Let's start from nearest neighbor. When you scale an image -- like I noted earlier, the existing pixel values are the only information you have access to in order to generate a larger or smaller version of that image. For larger versions of the original image, you can take the original pixel values and place them analogically across the new specified dimension, so you can fill up your new canvas size, but there will be new (and vacant) pixel positions that you will have to generate values for, otherwise your image will look like a series of detached grid squares with a black border (see nearest neighbor article I link). In order to avoid that, the resampling algorithm has to fill that space. However, note that nearest neighbor doesn't perform any interpolation for filling up the values of these newly generated pixels. It copies values to fill the required gap, so no new values are ever generated. In scaling up, it just determines through analogy the x and y positions for the existing pixels to be positioned at, and then copies their values to the vacant pixels that are nearest to those. See:
http://tech-algorithm.com/articles/nearest-neighbor-image-scaling/
Interpolation means that new pixel values are generated to fill the gap. This resampling algorithm will create a smoother result, because none of the interpolated values are the same with the next one (like nearest neighbor's copying). Instead, they are all progressively different, so that the vacant space is filled with pixel values that smoothly transition between the existing values taken from the original image. For bilinear interpolation to be understood, let's start from linear interpolation:
http://tech-algorithm.com/articles/linear-interpolation/
This is a pretty good article. The implementation sample code is in java, but it's fairly descriptive. Essentially the mathematical notion of linear interpolation is applied in each of the channels that compose a pixel value -- that is, R, G, and B.
This, however, gives you the linearly interpolated pixel value in only one dimension. Textures and images are in two dimensions, which means that interpolating in only one dimension won't suffice. You need to interpolate for pixel values in both x and y dimensions, so this means you'll have to use something like bilinear interpolation.
For bilinear interpolation, see:
http://tech-algorithm.com/articles/bilinear-image-scaling/
Similarly, for scaling down, you would need to take into consideration the dimension ratio between the old and new image size. Let's approach this one dimensionally and assume a one-dimensional array of pixels that we want to resize: This means that, if an image is 50% of the original one, then each of the pixels of the new image will correspond to two pixels of the original image (e.g. old image dimension: 120 pixels. new image dimension is 50%: 60 pixels. 120/60=2 pixels correspond to one pixel in the new image. ). So an average of these two pixels would have to be calculated (for R, G and B), and the result applied to the single pixel corresponding to those in the new image.

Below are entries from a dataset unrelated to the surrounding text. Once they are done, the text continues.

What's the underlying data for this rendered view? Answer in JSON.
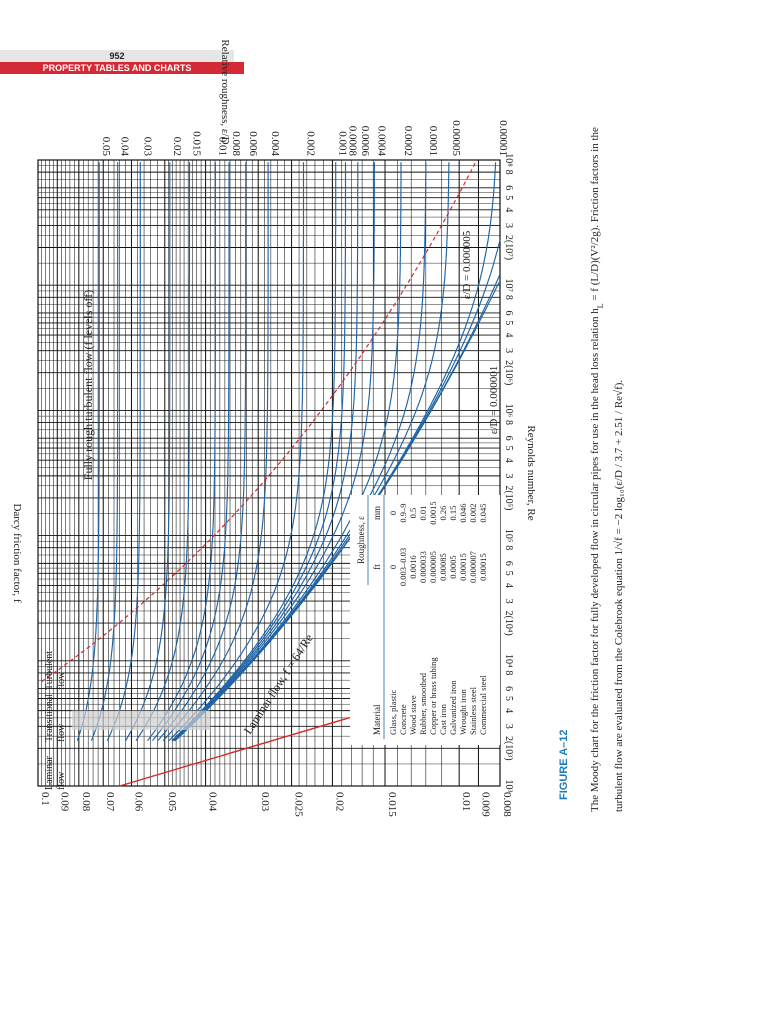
{
  "header": {
    "page_number": "952",
    "section_title": "PROPERTY TABLES AND CHARTS"
  },
  "figure": {
    "label": "FIGURE A–12",
    "caption_line1": "The Moody chart for the friction factor for fully developed flow in circular pipes for use in the head loss relation h",
    "caption_hl_sub": "L",
    "caption_hl_tail": " = f (L/D)(V²/2g). Friction factors in the",
    "caption_line2": "turbulent flow are evaluated from the Colebrook equation 1/√f = −2 log₁₀(ε/D / 3.7 + 2.51 / Re√f)."
  },
  "colors": {
    "grid": "#111111",
    "curve": "#1f64a8",
    "laminar": "#d62828",
    "boundary": "#d62828",
    "header_bar": "#d42a35",
    "figure_label": "#1a7bbf"
  },
  "chart_data": {
    "type": "line",
    "title": "",
    "xlabel": "Reynolds number, Re",
    "ylabel": "Darcy friction factor, f",
    "y2label": "Relative roughness, ε/D",
    "x_scale": "log",
    "y_scale": "log",
    "xlim": [
      1000,
      100000000
    ],
    "ylim": [
      0.008,
      0.1
    ],
    "x_tick_labels": [
      {
        "v": 1000,
        "t": "10³"
      },
      {
        "v": 2000,
        "t": "2(10³)"
      },
      {
        "v": 3000,
        "t": "3"
      },
      {
        "v": 4000,
        "t": "4"
      },
      {
        "v": 5000,
        "t": "5"
      },
      {
        "v": 6000,
        "t": "6"
      },
      {
        "v": 8000,
        "t": "8"
      },
      {
        "v": 10000,
        "t": "10⁴"
      },
      {
        "v": 20000,
        "t": "2(10⁴)"
      },
      {
        "v": 30000,
        "t": "3"
      },
      {
        "v": 40000,
        "t": "4"
      },
      {
        "v": 50000,
        "t": "5"
      },
      {
        "v": 60000,
        "t": "6"
      },
      {
        "v": 80000,
        "t": "8"
      },
      {
        "v": 100000,
        "t": "10⁵"
      },
      {
        "v": 200000,
        "t": "2(10⁵)"
      },
      {
        "v": 300000,
        "t": "3"
      },
      {
        "v": 400000,
        "t": "4"
      },
      {
        "v": 500000,
        "t": "5"
      },
      {
        "v": 600000,
        "t": "6"
      },
      {
        "v": 800000,
        "t": "8"
      },
      {
        "v": 1000000,
        "t": "10⁶"
      },
      {
        "v": 2000000,
        "t": "2(10⁶)"
      },
      {
        "v": 3000000,
        "t": "3"
      },
      {
        "v": 4000000,
        "t": "4"
      },
      {
        "v": 5000000,
        "t": "5"
      },
      {
        "v": 6000000,
        "t": "6"
      },
      {
        "v": 8000000,
        "t": "8"
      },
      {
        "v": 10000000,
        "t": "10⁷"
      },
      {
        "v": 20000000,
        "t": "2(10⁷)"
      },
      {
        "v": 30000000,
        "t": "3"
      },
      {
        "v": 40000000,
        "t": "4"
      },
      {
        "v": 50000000,
        "t": "5"
      },
      {
        "v": 60000000,
        "t": "6"
      },
      {
        "v": 80000000,
        "t": "8"
      },
      {
        "v": 100000000,
        "t": "10⁸"
      }
    ],
    "y_tick_labels": [
      {
        "v": 0.1,
        "t": "0.1"
      },
      {
        "v": 0.09,
        "t": "0.09"
      },
      {
        "v": 0.08,
        "t": "0.08"
      },
      {
        "v": 0.07,
        "t": "0.07"
      },
      {
        "v": 0.06,
        "t": "0.06"
      },
      {
        "v": 0.05,
        "t": "0.05"
      },
      {
        "v": 0.04,
        "t": "0.04"
      },
      {
        "v": 0.03,
        "t": "0.03"
      },
      {
        "v": 0.025,
        "t": "0.025"
      },
      {
        "v": 0.02,
        "t": "0.02"
      },
      {
        "v": 0.015,
        "t": "0.015"
      },
      {
        "v": 0.01,
        "t": "0.01"
      },
      {
        "v": 0.009,
        "t": "0.009"
      },
      {
        "v": 0.008,
        "t": "0.008"
      }
    ],
    "relative_roughness": [
      0.05,
      0.04,
      0.03,
      0.02,
      0.015,
      0.01,
      0.008,
      0.006,
      0.004,
      0.002,
      0.001,
      0.0008,
      0.0006,
      0.0004,
      0.0002,
      0.0001,
      5e-05,
      1e-05
    ],
    "roughness_labels": [
      "0.05",
      "0.04",
      "0.03",
      "0.02",
      "0.015",
      "0.01",
      "0.008",
      "0.006",
      "0.004",
      "0.002",
      "0.001",
      "0.0008",
      "0.0006",
      "0.0004",
      "0.0002",
      "0.0001",
      "0.00005",
      "0.00001"
    ],
    "extra_curves": [
      5e-06,
      1e-06,
      0
    ],
    "laminar": {
      "equation": "f = 64/Re",
      "re_range": [
        1000,
        4000
      ]
    },
    "annotations": {
      "laminar_flow": "Laminar flow, f = 64/Re",
      "fully_rough": "Fully rough turbulent flow (f levels off)",
      "smooth_pipes": "Smooth pipes",
      "smooth_eps": "ε/D = 0",
      "eps_000001": "ε/D = 0.000001",
      "eps_000005": "ε/D = 0.000005",
      "regime_laminar": "Laminar",
      "regime_flow": "flow",
      "regime_transitional": "Transitional",
      "regime_turbulent": "Turbulent"
    },
    "roughness_table": {
      "header_group": "Roughness, ε",
      "columns": [
        "Material",
        "ft",
        "mm"
      ],
      "rows": [
        [
          "Glass, plastic",
          "0",
          "0"
        ],
        [
          "Concrete",
          "0.003–0.03",
          "0.9–9"
        ],
        [
          "Wood stave",
          "0.0016",
          "0.5"
        ],
        [
          "Rubber, smoothed",
          "0.000033",
          "0.01"
        ],
        [
          "Copper or brass tubing",
          "0.000005",
          "0.0015"
        ],
        [
          "Cast iron",
          "0.00085",
          "0.26"
        ],
        [
          "Galvanized iron",
          "0.0005",
          "0.15"
        ],
        [
          "Wrought iron",
          "0.00015",
          "0.046"
        ],
        [
          "Stainless steel",
          "0.000007",
          "0.002"
        ],
        [
          "Commercial steel",
          "0.00015",
          "0.045"
        ]
      ]
    }
  }
}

This, done for all pixels in the array, eventually creates a value for the pixels of the new (now scaled down) image/array.
So, expanding to a 2D example: for a uniform scale-down of your image you'd want to uniformly affect the x and y dimensions by a given amount. Continuing the previous example, 50% scaling down, and with 120x120 as my original image size, this gives the new image size of 60x60 and the ratio of 2 full pixels (in each dimesion) of the original image corresponding to one pixel of the new image. So, you could divide your image in elementary "textures" of 2x2 pixels, and then average these to a single pixel, and then apply that to the corresponding pixel value in your new image. This is a simplified example, of course. For images that are not square, and whose scaling amount differs, you would end up with floating point ratios -- which would have to be resolved into integral units , since you are dealing with designating integral pixel values. Similarly, for non-uniform scaling, you would have to alter your calculations so that the non-uniformity is taken into account: this is completely off the top of my head, although I can't remember a non-uniform scale-down algorithm that performs interpolation, so I thought that perhaps you can create a new image with the new aspect ratio in the form of a scale-up, applying bi-linear interpolation to generate it's pixels, then apply a uniform scale-down to that resultant image in order to generate the non-uniformly scaled-down result you originally intended (I'm certainly not sure whether the non-uniform scale-down requires these two steps or if it can be achieved in one. I could very likely be wrong and this can be applied in a single step rather than two -- which would be much more efficient if this is indeed the case -- although pixel filter algorithms are not current for me and I am not sure at the moment).
I hope this is somewhat helpful to you!